La pièce HIROSHIMA, la guerre et « le ciel bleu »

Le seul enregistrement officiel de Hiroshima Sky Is Always Blue est sorti en 2011 sous forme d’un CD qui accompagnait le catalogue de l’exposition solo de Yoko Ono « Road of Hope » au Musée d’art contemporain de la ville de Hiroshima. L’exposition était organisée pour commémorer le Prix Hiroshima à Yoko Ono, une récompense décernée par cette ville pour des artistes ayant contribué à la paix dans le monde.

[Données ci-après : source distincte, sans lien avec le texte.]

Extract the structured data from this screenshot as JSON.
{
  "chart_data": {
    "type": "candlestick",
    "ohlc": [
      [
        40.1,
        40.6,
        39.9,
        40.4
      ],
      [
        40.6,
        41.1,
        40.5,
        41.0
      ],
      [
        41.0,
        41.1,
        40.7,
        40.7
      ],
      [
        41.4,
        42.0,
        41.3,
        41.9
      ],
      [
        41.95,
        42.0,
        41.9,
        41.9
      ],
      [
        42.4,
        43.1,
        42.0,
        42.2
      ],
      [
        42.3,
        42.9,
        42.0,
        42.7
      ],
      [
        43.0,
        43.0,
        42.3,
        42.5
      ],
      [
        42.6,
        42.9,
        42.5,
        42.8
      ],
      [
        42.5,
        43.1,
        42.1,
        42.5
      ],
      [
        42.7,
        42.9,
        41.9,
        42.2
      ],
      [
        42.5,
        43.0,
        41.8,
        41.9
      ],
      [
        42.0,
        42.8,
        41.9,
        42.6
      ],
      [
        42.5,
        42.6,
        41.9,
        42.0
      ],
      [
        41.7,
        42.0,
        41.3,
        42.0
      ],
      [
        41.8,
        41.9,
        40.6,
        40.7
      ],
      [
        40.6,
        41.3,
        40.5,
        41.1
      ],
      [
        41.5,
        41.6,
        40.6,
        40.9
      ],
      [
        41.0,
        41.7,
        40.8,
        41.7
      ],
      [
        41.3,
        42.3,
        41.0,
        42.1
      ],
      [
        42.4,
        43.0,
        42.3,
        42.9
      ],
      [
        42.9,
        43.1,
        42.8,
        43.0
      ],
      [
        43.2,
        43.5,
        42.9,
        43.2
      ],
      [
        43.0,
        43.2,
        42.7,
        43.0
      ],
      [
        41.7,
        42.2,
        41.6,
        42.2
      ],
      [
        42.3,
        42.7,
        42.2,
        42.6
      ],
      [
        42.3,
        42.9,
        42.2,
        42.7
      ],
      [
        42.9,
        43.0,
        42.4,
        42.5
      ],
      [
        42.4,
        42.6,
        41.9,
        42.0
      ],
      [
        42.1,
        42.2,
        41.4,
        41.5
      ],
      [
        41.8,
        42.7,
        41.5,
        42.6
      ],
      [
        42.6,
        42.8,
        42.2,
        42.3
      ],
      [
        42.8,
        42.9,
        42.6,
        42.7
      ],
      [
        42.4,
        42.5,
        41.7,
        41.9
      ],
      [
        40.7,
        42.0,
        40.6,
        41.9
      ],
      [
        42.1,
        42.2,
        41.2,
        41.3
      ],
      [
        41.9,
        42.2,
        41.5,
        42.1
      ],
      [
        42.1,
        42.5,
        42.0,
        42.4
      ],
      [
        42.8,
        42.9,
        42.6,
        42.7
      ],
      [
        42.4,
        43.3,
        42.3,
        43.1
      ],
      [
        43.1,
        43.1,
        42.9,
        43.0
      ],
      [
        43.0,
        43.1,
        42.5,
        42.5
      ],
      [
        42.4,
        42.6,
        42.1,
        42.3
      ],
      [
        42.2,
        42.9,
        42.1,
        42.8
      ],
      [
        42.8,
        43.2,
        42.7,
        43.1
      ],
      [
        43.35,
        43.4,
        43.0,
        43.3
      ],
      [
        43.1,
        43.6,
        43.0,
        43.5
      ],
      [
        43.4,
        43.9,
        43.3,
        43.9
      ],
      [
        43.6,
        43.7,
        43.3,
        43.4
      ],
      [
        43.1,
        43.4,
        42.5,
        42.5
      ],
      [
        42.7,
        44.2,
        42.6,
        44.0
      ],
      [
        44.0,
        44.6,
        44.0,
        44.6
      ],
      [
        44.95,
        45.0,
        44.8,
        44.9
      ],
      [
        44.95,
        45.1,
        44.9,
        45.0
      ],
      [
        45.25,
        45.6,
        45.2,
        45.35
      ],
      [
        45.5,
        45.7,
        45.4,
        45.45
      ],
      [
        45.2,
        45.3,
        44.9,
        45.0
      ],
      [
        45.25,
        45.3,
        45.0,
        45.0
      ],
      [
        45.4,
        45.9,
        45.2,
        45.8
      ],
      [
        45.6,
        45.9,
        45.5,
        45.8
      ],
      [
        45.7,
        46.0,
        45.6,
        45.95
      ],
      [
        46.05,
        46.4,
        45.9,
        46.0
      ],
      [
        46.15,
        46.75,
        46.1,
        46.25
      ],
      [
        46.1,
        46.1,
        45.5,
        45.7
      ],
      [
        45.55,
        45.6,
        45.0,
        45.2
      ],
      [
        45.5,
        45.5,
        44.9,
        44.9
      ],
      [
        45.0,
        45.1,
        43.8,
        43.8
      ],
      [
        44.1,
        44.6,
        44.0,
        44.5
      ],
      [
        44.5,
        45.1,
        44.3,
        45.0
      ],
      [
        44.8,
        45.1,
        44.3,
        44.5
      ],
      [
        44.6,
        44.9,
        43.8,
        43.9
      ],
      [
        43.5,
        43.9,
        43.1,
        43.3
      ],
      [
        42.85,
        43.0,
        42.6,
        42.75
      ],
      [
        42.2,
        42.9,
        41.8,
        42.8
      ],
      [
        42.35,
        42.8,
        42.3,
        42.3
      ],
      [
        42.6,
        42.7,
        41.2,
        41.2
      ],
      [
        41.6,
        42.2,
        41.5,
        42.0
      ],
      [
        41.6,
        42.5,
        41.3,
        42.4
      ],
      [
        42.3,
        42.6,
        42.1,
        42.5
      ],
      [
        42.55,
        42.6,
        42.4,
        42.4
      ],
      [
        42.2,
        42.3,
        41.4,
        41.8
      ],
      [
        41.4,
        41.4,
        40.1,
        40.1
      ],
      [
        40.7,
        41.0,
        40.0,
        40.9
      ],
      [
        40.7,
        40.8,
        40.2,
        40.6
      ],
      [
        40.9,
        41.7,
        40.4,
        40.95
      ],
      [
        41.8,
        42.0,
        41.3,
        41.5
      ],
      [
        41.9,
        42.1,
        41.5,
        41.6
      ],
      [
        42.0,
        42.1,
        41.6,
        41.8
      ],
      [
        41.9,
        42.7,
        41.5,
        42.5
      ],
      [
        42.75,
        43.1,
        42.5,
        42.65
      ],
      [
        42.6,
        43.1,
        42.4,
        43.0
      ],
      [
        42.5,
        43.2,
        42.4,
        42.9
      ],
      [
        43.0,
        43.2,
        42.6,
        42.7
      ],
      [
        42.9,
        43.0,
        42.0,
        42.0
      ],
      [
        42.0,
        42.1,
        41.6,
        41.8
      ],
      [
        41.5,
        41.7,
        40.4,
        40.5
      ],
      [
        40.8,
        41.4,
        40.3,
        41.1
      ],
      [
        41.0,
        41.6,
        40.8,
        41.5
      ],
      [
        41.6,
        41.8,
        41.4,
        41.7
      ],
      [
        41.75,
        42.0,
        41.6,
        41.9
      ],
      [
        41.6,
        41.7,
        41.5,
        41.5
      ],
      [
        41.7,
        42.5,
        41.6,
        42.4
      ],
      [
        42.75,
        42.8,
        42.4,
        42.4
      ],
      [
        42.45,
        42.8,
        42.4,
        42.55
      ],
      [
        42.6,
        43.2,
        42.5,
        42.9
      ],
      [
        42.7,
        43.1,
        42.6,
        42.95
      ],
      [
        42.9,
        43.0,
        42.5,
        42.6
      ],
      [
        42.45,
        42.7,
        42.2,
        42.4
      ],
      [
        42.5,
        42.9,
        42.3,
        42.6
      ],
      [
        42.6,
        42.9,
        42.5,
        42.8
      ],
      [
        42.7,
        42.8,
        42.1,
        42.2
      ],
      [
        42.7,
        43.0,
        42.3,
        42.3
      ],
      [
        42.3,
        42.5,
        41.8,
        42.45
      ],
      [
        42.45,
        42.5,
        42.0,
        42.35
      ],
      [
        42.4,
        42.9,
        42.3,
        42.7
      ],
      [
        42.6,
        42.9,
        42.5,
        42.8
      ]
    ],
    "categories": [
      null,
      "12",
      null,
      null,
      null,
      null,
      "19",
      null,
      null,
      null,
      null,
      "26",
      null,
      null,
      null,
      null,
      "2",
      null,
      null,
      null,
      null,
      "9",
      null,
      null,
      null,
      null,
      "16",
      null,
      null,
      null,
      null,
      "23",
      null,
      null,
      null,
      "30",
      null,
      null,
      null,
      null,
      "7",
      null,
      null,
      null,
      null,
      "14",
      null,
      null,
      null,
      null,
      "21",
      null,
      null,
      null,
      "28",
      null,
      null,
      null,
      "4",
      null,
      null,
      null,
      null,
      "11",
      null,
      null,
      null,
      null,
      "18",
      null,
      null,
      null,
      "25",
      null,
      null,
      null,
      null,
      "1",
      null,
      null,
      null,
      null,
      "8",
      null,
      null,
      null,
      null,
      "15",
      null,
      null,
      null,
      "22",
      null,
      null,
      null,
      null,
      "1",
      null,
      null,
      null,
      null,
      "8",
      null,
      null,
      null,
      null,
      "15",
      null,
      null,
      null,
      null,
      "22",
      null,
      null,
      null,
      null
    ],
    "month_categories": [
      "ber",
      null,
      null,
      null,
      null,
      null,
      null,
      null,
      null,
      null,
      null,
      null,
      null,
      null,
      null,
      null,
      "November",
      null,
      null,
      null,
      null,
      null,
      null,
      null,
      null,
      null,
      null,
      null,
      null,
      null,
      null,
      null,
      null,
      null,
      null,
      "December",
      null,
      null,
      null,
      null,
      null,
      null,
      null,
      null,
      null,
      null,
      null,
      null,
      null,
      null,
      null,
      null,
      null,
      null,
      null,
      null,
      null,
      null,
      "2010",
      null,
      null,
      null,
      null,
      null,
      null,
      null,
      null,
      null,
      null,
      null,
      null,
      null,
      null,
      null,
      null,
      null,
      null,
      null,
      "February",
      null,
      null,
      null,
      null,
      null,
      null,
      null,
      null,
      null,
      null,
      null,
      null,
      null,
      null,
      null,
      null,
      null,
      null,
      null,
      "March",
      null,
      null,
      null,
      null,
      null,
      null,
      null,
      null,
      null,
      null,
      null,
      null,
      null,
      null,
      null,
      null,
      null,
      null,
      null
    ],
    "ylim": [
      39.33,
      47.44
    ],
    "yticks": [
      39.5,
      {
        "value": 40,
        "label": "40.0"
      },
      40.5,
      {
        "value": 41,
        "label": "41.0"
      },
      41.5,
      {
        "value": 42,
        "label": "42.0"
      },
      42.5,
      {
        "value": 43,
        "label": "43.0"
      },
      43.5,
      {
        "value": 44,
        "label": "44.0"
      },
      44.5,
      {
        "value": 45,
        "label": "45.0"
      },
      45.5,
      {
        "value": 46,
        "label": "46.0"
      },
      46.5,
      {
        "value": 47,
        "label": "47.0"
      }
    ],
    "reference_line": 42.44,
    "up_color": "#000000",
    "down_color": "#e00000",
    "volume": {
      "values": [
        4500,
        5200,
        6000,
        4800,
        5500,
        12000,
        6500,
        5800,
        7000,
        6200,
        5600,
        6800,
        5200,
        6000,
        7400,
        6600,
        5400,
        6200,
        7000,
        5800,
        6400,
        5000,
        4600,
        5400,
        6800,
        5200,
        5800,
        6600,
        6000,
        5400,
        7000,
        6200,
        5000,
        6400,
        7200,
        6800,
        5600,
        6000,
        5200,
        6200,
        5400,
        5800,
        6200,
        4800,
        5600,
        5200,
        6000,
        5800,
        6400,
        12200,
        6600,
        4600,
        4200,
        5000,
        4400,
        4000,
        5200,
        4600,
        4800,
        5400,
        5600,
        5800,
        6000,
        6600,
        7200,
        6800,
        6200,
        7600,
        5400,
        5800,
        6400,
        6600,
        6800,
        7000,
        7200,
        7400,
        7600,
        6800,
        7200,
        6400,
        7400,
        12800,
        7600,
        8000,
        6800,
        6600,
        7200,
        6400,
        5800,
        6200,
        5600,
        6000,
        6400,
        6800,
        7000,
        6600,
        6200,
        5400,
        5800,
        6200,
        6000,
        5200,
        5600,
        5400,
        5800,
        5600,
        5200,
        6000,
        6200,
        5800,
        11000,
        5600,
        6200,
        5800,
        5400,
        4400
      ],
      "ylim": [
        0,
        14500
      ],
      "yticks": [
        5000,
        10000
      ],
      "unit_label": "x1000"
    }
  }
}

Après un solennel son de cloches, on entend Yoko déclarer : « John, nous sommes ici, maintenant ensemble. Que Dieu te bénisse, Paix sur terre, Strawberry Fields pour toujours. » Puis, sur fond musical de world music d’avant-garde, elle répète : « Le ciel est bleu à Hiroshima. » Entre les refrains, un couplet crié par une voix que l’on suppose être celle de Paul McCartney. Quelle est la signification de ce monologue ?

Le CD qui accompagne le catalogue de l’exposition solo de Yoko Ono « Road of Hope », produit par le musée d’art contemporain de la ville de Hiroshima.
Le CD qui accompagne le catalogue de l’exposition solo de Yoko Ono « Road of Hope », produit par le musée d’art contemporain de la ville de Hiroshima.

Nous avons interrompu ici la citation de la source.